Lee stressed that Cisco is on track to attain Net Zero status by 2040 and is in a great position to support other organizations in their own efforts. Cisco products, for example, can be 99.9 percent recycled, reused, or refurbished. And Cisco networking, Internet of Things, AI, Silicon One, and other solutions can create a critical foundation for any journey to sustainability.

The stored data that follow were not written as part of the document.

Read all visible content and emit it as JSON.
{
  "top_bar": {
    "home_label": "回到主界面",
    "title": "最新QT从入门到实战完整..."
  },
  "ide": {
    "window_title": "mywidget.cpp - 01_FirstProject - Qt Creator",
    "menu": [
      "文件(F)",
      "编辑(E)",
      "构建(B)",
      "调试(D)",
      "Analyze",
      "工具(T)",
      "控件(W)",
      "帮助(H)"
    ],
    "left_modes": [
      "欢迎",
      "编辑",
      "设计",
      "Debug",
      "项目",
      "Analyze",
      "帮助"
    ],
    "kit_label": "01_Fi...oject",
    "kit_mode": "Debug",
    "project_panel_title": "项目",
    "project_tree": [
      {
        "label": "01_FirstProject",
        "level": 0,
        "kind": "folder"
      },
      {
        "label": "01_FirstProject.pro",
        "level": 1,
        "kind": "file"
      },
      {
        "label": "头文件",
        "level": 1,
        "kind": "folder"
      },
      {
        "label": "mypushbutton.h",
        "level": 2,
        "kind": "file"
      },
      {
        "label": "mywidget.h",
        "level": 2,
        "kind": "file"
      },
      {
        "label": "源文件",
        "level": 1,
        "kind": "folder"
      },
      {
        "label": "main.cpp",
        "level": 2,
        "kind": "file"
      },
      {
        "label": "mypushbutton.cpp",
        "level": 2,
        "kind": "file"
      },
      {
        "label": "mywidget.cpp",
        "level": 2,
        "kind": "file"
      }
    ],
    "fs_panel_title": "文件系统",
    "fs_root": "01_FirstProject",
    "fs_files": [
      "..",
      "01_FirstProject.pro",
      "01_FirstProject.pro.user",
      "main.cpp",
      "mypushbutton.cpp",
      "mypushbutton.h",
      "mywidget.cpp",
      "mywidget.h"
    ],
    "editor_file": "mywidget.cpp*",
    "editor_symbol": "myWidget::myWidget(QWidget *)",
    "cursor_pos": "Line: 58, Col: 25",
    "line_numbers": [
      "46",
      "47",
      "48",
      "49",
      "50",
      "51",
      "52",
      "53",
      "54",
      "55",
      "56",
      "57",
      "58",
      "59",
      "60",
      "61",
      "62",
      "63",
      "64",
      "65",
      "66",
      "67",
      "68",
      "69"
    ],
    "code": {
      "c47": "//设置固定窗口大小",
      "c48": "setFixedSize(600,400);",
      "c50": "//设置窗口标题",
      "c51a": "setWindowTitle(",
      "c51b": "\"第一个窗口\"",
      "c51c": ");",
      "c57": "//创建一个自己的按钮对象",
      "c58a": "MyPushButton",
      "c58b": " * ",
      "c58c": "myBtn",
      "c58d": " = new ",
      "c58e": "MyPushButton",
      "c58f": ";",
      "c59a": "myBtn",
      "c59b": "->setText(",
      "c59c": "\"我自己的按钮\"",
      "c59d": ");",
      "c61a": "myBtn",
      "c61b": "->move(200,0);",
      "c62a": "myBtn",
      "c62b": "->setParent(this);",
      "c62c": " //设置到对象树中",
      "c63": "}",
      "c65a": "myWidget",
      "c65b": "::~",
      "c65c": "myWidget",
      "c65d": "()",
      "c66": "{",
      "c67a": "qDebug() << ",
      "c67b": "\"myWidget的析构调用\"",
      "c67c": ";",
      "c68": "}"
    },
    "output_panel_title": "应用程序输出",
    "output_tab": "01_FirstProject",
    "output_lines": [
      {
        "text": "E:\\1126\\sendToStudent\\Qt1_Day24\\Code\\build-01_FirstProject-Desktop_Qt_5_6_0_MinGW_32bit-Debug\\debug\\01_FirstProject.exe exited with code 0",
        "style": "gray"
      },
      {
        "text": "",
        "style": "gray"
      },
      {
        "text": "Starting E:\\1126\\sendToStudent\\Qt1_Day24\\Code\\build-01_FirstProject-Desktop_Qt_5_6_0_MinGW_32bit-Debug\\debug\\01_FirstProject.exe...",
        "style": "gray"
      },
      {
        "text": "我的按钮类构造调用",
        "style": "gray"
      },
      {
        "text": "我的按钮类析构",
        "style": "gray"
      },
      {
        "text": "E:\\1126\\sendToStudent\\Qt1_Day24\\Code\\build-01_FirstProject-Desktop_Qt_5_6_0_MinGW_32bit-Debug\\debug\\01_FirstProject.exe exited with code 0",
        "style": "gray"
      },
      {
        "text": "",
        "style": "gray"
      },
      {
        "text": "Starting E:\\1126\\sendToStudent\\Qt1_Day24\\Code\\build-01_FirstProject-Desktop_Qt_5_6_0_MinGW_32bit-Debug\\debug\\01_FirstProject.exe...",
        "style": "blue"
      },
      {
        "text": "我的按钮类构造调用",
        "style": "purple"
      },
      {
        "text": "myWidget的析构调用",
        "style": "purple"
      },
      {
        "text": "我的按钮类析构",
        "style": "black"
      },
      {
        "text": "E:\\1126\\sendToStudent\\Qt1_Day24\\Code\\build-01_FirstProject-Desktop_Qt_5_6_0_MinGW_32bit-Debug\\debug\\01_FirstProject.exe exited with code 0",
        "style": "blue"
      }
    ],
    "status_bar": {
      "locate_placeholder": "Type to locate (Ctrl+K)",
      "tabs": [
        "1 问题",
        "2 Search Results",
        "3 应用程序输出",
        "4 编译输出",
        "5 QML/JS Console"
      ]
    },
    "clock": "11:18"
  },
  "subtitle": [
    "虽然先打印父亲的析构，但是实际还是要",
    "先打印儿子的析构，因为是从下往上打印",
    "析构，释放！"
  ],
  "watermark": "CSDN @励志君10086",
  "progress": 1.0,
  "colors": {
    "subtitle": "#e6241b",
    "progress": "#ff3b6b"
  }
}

Smart buildings were but one use case that Lee shared. Cisco’s low-voltage DC power-over-ethernet solutions are a key strategy for reducing the energy demands of a typical building, along with IoT solutions for monitoring and managing lighting, HVAC, security, renewables and other systems.
“Clean renewable energy is DC native power,” she explained, “and ethernet is also DC. So, without having to do the AC/DC, conversion you eliminate a lot of line loss, as well as thousands of pounds of high-voltage steel and copper cabling. Getting that IoT visibility into an overall building also allows you to have more automated control.”
In the end, it’s all about partnering with customers to create better business outcomes — while solving some of our biggest global problems.
As Wendy Mars concluded, Cisco’s opportunity to drive and support those partnerships is key to the future.
“It’s a privilege that we don’t take lightly,” she said. “We’re working to be the most strategic partner that we can possibly be.”